Efforts to boost environmental and profitable sides of forestry sector detailed
The coming decades look likely to see a major boom in the global forestry arena, which will not only boost the sector’s profitability but also help to stamp out some of the world’s most pressing environmental issues.
The importance of global forestry in combating climate change has been realised to its full extent following the successful Paris climate change summit (COP21) and many scientific bodies and governmental organisations are calling for more to be done to make the most of this precious resource.
A recent statement, issued last month at the Oslo REDD Exchange by the United States and Norway governments detailing ‘Deeper Collaboration on Forests and Climate Change,’ highlighted the fact that “forests and land use currently represent nearly one-quarter of global emissions, but forests alone may contribute up to one-third of the pre-2030 mitigation”.

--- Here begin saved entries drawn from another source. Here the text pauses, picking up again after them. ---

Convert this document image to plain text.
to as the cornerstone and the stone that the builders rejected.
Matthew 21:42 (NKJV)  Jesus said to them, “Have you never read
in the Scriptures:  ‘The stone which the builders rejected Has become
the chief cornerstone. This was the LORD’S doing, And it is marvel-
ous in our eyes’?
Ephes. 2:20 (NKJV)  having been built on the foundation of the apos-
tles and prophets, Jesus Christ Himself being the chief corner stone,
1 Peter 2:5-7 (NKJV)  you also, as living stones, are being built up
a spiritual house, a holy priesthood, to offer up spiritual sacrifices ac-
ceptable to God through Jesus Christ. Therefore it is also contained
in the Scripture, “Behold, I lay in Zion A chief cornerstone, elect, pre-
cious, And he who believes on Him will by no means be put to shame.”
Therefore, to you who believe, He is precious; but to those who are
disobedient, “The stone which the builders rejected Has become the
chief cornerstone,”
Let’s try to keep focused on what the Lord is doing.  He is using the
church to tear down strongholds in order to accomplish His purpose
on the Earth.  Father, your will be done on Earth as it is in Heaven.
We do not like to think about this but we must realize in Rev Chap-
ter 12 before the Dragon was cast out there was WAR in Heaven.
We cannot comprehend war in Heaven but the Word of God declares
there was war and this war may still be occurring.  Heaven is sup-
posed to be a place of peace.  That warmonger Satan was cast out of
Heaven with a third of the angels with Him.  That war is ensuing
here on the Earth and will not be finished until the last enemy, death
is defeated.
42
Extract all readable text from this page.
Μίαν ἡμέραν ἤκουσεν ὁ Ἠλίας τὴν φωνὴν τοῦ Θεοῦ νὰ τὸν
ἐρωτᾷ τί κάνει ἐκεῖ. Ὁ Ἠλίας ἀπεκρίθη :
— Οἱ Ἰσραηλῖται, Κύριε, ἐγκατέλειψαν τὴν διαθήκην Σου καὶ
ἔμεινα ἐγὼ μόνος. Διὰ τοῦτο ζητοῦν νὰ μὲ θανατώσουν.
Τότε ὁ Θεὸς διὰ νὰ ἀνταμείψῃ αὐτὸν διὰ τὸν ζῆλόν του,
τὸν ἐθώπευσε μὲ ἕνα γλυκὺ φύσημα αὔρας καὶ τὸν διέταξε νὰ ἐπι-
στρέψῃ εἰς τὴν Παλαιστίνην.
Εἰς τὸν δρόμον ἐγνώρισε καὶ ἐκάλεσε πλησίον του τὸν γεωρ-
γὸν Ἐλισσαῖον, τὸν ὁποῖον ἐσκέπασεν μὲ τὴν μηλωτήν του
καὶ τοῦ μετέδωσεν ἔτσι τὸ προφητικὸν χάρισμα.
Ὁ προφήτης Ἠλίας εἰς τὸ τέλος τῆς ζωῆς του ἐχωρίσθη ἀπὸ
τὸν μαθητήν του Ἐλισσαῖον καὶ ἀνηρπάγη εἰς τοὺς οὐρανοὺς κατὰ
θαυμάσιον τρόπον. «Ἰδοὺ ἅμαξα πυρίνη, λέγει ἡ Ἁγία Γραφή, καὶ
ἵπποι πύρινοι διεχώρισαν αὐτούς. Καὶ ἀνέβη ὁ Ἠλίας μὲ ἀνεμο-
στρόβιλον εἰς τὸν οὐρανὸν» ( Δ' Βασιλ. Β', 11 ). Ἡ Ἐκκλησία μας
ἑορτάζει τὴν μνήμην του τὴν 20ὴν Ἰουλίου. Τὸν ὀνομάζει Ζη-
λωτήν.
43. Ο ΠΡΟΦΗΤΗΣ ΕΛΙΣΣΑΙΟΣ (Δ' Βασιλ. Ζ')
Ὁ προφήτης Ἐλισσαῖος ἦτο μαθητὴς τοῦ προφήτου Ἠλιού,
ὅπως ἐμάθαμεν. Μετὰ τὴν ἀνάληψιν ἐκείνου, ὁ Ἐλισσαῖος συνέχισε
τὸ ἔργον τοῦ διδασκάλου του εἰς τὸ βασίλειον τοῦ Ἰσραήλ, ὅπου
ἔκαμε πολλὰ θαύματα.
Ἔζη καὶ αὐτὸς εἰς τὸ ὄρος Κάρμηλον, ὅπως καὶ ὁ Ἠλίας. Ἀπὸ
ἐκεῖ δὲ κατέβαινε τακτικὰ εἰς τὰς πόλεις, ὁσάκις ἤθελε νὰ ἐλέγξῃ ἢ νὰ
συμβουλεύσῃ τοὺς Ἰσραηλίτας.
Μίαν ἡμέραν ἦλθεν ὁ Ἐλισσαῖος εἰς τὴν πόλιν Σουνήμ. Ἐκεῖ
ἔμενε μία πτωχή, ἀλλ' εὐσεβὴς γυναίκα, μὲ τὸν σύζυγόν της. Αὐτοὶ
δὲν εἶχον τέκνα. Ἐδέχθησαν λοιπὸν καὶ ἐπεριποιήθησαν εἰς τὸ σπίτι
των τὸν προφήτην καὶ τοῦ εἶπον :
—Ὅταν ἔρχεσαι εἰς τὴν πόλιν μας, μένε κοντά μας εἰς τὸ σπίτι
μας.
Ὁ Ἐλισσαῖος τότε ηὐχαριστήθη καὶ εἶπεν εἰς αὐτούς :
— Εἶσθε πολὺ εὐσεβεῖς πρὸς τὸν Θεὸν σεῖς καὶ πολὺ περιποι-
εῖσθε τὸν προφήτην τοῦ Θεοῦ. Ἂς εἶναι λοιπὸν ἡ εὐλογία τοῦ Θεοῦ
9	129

The statement detailed a number of approaches that will be needed to address and carry out a REDD+ based system of large landscapes, with a crucial role being played by the private sector. One of the top priorities is the need for major efforts to be made in order to boost the growth of plantation development away from carbon-rich forests, including those tropical forests that are mainly undisturbed. Instead, the focus should be on moving the plantations towards degraded areas that are too far gone to be restored as ecosystems bursting with animal and plant life.
Alongside efforts such as these, other important elements in achieving the goals include a focus on a new range of technological developments designed to monitor, report and verify carbon storage. This will allow for the implementation of forest emissions mitigation to be a likely solution to global warming. If this can be carried out successfully, it would lead to the opportunity for a major commercial boom across the global forestry arena over the coming two decades, experts have said.
The view of forests as climate change saviours has changed dramatically in recent years — in 2004, for example, the United Nations (UN) said that forests “cannot physically deliver permanent emissions reductions” as a result of the uncertainties of “accurate carbon storage and ‘leakage’ risks, lack of capable monitoring and reporting of carbon stocks”.
The risk that forest-based solutions would lead to a disruption of other efforts to boost a successful carbon market was also mentioned. Recently, however, that view has changed and forests across the globe can now be tracked with far greater precision, which allows for regulatory frameworks to work in a highly effective manner.
It is now key that governments work alongside forestry firms and NGOs in order to create and implement frameworks for global land use that are able to set out new plantation citing which will work for both climate change and on the financial side. Once this has been done, private sector investment will then be able to focus on new plantation capability and capacity, leading to a growth in value across the sector.
Furthermore, this will mean that the overall profitability of the forestry sector is boosted due to major industrial efficiency improvements and less supply chain disruptions. On an environmental note, the lowering of deforestation, forest degradation and carbon emissions across sensitive environmental ecosystems will also provide a huge step in the right direction in terms of hitting global climate change goals.
The Forest Finance & Sustainability conference in London, held in July 2016, focused on what can be done to maximise the positive impact forestry can have on climate change while still producing high profit margins for owners and investors.
GWD Forestry spokesman James Barrett said: “Efforts to boost both the environmental and profitable sides of the forestry sector are obviously of major importance to the global forestry arena and it is key that these efforts and activities are given the support and publicity that they deserve.”